Andrey Rossin, Analytical, Eldan Electronic Instruments, Petah Tikva, Israel

Sensitivity is one of the most important criteria in the process of selection of the new instrument for the lab. Historically Signal-to-Noise Ratio (SNR) was used for sensitivity estimation, everybody knows - the higher SNR - the better.

Comparing SNR for the same type of instrument for the last 10 years shows unbelievable advancement in sensitivity - it looks like sensitivity became at least 1000 times better for this period of time. The current numbers for SNR are amazing: 150,000 for 1pg of Reserpine or even higher, while 10 years ago these numbers used to be 10 or 20 for the same amount of Reserpine.

In reality people that have more than 10-years old instrument in their lab expect from the brand-new instrument 1000 times better sensitivity based on SNR specifications, but real sensitivity is barely 50 times better or so. So maybe SNR is not that perfect scale for the sensitivity at the end of the day.

There are multiple reasons for SNR not being perfect - mainly because there are many ways to measure Noise: Peak-to-Peak, RMS, RMS x N, ASTM, etc. Also Chromatogram baseline can be manipulated in different ways: smoothing, baseline shift, baseline threshold procedures can be applied to improve SNR.

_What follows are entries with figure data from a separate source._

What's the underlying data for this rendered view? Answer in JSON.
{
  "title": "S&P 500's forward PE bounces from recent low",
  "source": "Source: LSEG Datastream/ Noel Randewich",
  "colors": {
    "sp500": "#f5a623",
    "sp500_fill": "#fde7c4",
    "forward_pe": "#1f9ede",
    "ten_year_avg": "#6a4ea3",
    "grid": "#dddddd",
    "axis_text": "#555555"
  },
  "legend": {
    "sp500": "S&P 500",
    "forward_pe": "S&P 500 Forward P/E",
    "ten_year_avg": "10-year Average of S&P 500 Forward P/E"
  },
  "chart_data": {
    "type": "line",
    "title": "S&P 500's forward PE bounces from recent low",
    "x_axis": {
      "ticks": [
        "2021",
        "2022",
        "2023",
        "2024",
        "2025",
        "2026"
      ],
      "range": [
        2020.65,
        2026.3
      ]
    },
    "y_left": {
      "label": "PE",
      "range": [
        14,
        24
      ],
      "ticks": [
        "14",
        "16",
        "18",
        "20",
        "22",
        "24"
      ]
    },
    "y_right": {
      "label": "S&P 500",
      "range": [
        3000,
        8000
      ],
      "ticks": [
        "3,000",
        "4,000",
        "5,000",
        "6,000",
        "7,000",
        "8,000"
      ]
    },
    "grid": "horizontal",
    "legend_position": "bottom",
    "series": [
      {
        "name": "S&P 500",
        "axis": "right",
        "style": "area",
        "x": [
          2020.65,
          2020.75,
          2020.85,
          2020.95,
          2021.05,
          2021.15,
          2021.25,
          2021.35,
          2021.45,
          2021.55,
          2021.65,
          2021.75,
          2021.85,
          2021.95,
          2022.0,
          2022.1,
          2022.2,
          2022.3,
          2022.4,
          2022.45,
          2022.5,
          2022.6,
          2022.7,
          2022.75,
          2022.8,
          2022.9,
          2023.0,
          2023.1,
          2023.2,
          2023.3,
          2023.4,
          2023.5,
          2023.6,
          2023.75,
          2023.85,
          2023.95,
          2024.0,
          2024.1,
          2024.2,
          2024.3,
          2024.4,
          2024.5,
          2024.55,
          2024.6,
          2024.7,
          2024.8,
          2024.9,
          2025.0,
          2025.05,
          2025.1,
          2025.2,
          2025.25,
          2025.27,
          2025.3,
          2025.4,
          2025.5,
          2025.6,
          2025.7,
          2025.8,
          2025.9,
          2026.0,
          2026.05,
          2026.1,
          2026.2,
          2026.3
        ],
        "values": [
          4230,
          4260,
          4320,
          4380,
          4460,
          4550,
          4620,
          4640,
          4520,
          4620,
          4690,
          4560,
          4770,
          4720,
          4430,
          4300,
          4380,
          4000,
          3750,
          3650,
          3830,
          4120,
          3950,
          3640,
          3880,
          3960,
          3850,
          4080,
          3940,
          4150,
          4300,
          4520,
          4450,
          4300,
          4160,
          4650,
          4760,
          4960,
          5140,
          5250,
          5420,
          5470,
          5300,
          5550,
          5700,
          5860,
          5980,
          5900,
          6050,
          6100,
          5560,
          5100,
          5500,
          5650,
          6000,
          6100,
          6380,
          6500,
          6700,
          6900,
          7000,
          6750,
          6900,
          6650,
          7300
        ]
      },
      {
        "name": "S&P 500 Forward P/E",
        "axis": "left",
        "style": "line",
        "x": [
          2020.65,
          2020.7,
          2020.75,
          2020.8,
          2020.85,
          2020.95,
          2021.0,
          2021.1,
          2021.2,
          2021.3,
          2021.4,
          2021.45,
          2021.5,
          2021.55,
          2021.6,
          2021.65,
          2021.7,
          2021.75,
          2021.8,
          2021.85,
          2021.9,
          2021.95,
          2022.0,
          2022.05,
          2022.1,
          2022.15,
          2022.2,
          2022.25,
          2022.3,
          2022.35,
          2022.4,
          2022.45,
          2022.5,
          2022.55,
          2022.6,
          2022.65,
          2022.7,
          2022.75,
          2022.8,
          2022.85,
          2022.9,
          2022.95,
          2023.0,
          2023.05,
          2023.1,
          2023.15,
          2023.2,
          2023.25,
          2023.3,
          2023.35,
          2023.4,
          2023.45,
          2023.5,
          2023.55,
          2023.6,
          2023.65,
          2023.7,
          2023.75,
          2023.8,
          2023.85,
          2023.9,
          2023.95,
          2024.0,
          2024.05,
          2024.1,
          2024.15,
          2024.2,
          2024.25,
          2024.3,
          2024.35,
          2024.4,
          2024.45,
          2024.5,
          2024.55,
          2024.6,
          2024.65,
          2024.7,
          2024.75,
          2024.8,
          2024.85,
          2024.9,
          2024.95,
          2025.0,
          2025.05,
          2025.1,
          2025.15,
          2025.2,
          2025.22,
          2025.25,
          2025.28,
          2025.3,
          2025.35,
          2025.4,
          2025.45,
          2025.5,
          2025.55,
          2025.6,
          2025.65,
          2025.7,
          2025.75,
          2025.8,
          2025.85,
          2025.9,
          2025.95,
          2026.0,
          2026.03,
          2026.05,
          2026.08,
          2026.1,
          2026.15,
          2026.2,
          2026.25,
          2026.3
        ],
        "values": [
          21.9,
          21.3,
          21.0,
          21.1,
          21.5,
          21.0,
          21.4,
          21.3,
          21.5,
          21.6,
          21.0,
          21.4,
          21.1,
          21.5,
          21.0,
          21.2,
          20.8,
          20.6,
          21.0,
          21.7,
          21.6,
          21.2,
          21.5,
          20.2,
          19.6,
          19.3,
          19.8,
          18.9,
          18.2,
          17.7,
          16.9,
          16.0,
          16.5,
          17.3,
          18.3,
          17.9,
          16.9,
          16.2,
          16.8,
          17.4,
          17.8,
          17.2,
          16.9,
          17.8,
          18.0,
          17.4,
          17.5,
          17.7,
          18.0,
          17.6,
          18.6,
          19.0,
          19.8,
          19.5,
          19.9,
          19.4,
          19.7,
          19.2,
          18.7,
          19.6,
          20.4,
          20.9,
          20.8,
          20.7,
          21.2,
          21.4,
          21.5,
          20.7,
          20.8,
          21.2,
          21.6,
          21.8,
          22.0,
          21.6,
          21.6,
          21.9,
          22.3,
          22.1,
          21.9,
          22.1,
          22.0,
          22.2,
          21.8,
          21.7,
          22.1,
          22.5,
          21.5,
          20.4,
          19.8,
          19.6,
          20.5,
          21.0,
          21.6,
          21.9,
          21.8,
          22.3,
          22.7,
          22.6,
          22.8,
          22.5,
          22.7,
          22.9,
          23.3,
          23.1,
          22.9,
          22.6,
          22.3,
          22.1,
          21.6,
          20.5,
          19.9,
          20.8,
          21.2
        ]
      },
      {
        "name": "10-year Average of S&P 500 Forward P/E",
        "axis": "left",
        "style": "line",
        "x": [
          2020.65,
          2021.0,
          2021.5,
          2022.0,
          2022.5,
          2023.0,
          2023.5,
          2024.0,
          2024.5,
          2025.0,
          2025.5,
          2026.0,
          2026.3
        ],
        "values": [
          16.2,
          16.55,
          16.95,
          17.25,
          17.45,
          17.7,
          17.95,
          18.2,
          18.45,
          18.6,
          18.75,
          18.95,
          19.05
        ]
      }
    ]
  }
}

Introducing Instrument Detection Limit (IDL) - the procedure of evaluating the true sensitivity based on Peak Area RSD of multiple injections when the concentration is close to detection limit. IDL shows real analytical performance instead of number-crunching capabilities.

Multiple vendors already started to publish IDL specifications aside with SNR, some even ditched the SNR totally and publish IDL only sensitivity specs. Let's put an IDL in our analytical vocabulary for better understandidng of instrument sensitivity.